TAKE A TRIP down the old corrugation road with some Bardi people and you’ll soon find out something about globalisation, indigenous people and the exact location of your own tailbone. Dubbed Australia’s “second-worst road” by locals – who measures such things? – the red pindan soil of the Kimberley is ridged into hard peaks only 15 centimetres apart, peaks that tighten your neck muscles as systematically as they torture your 4WD’s suspension. In shock, the tourists grin for the first few minutes, madly videoing the evidence of an Australia beyond the reach of KFC or tarmac. At about half an hour in, the novelty has worn off; grins fade and, for the unlucky, seasickness sets in as the peaks widen to a couple of metres and the vehicles start to surf their agonising three-hour course to One Arm Point, Lombardina or Djarindjin.

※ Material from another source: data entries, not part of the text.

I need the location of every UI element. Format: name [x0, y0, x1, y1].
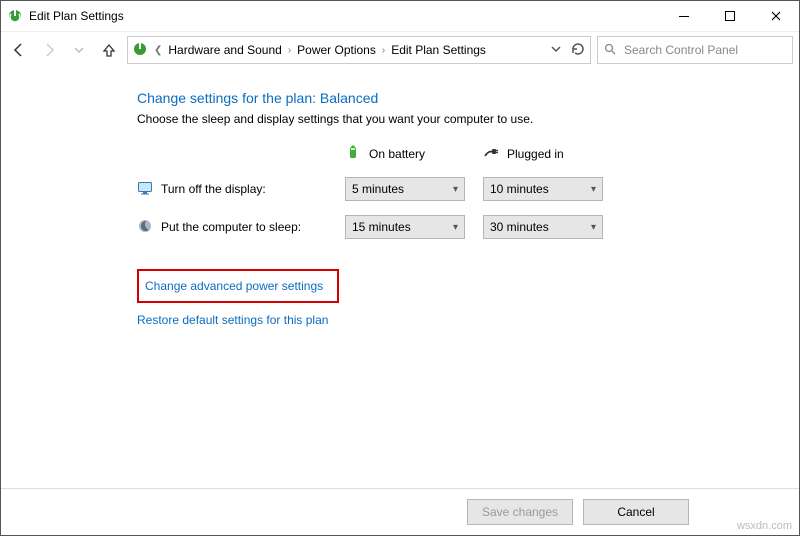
save-changes-button[interactable]: Save changes	[467, 499, 573, 525]
minimize-button[interactable]	[661, 1, 707, 31]
battery-icon	[345, 144, 361, 163]
forward-button[interactable]	[37, 38, 61, 62]
chevron-right-icon[interactable]: ❮	[152, 45, 164, 56]
address-bar[interactable]: ❮ Hardware and Sound › Power Options › E…	[127, 36, 591, 64]
close-button[interactable]	[753, 1, 799, 31]
titlebar: Edit Plan Settings	[1, 1, 799, 32]
search-icon	[604, 43, 616, 58]
chevron-right-icon: ›	[286, 45, 293, 56]
chevron-down-icon: ▾	[591, 222, 596, 233]
chevron-down-icon: ▾	[591, 184, 596, 195]
column-label: Plugged in	[507, 147, 564, 161]
moon-icon	[137, 218, 153, 237]
page-heading: Change settings for the plan: Balanced	[137, 90, 697, 106]
content-area: Change settings for the plan: Balanced C…	[1, 72, 799, 488]
select-value: 15 minutes	[352, 220, 411, 234]
plug-icon	[483, 144, 499, 163]
back-button[interactable]	[7, 38, 31, 62]
monitor-icon	[137, 180, 153, 199]
watermark: wsxdn.com	[737, 520, 792, 532]
row-turn-off-display: Turn off the display:	[137, 180, 327, 199]
row-label-text: Put the computer to sleep:	[161, 220, 301, 234]
breadcrumb-item[interactable]: Hardware and Sound	[168, 43, 281, 57]
display-battery-select[interactable]: 5 minutes ▾	[345, 177, 465, 201]
footer: Save changes Cancel	[1, 488, 799, 535]
search-input[interactable]	[622, 42, 786, 58]
restore-default-settings-link[interactable]: Restore default settings for this plan	[137, 313, 697, 327]
sleep-battery-select[interactable]: 15 minutes ▾	[345, 215, 465, 239]
display-plugged-select[interactable]: 10 minutes ▾	[483, 177, 603, 201]
select-value: 30 minutes	[490, 220, 549, 234]
breadcrumb-item[interactable]: Power Options	[297, 43, 376, 57]
highlighted-link-box: Change advanced power settings	[137, 269, 339, 303]
up-button[interactable]	[97, 38, 121, 62]
column-label: On battery	[369, 147, 425, 161]
cancel-button[interactable]: Cancel	[583, 499, 689, 525]
page-subtext: Choose the sleep and display settings th…	[137, 112, 697, 126]
select-value: 5 minutes	[352, 182, 404, 196]
sleep-plugged-select[interactable]: 30 minutes ▾	[483, 215, 603, 239]
window-title: Edit Plan Settings	[29, 9, 124, 23]
column-plugged-in: Plugged in	[483, 144, 603, 163]
chevron-down-icon: ▾	[453, 222, 458, 233]
change-advanced-power-settings-link[interactable]: Change advanced power settings	[145, 279, 323, 293]
maximize-button[interactable]	[707, 1, 753, 31]
row-label-text: Turn off the display:	[161, 182, 266, 196]
chevron-down-icon: ▾	[453, 184, 458, 195]
button-label: Save changes	[482, 505, 558, 519]
chevron-down-icon[interactable]	[550, 43, 562, 58]
row-put-to-sleep: Put the computer to sleep:	[137, 218, 327, 237]
recent-locations-button[interactable]	[67, 38, 91, 62]
button-label: Cancel	[617, 505, 654, 519]
column-on-battery: On battery	[345, 144, 465, 163]
select-value: 10 minutes	[490, 182, 549, 196]
chevron-right-icon: ›	[380, 45, 387, 56]
breadcrumb-item[interactable]: Edit Plan Settings	[391, 43, 486, 57]
nav-row: ❮ Hardware and Sound › Power Options › E…	[1, 32, 799, 72]
search-box[interactable]	[597, 36, 793, 64]
power-options-icon	[132, 41, 148, 60]
refresh-icon[interactable]	[570, 41, 586, 60]
power-options-icon	[7, 8, 23, 24]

The corrugation road truly is shocking: physically, emotionally and in most other senses, except the most paradoxical one. Politically, the condi­tion of the track reflects very little about the disempowerment of blackfellas in Australia’s north-west. These eight or ten tiny settlements are black communities with not a lot of work, not a lot of capital inflow, not a great deal of connection to mainstream Australia, let alone the globalised world economy of Bill Gates. There is the Christian residue of mission life and (as in every part of rural Australia, white or black) problems with grog, with ganja, with violence. But despite the newish Besser-block internet centres where you can dial up to New York or Beijing, there is also a keenly felt sense of cultural continuity. Some impressive leadership. Lots of bone­fish in season; plenty of turtle still. Language is strong. Ceremonies form an important part of life, and for Bardi people the awfulness of the corruga­tion road is not another symbol of the whiteman’s neglect. It is, rather, a welcome moat, protecting them from what they’ve seen happen to once-sleepy Broome. Given the option to “improve” the road, local communities have strongly resisted. The Bardi prefer their corrugations, their bulldust holes, the lack of petrol stations and public amenities. They have deliber­ately chosen to welcome only those tourists who are serious enough to brave three hours of discomfort bordering on pain. “It won’t keep all the terrorists [tourists] out, more’s the pity, but it sorts out the wheat from the chaff,” one former ATSIC councillor told me. “Keeps out the yobbos, up to a point.”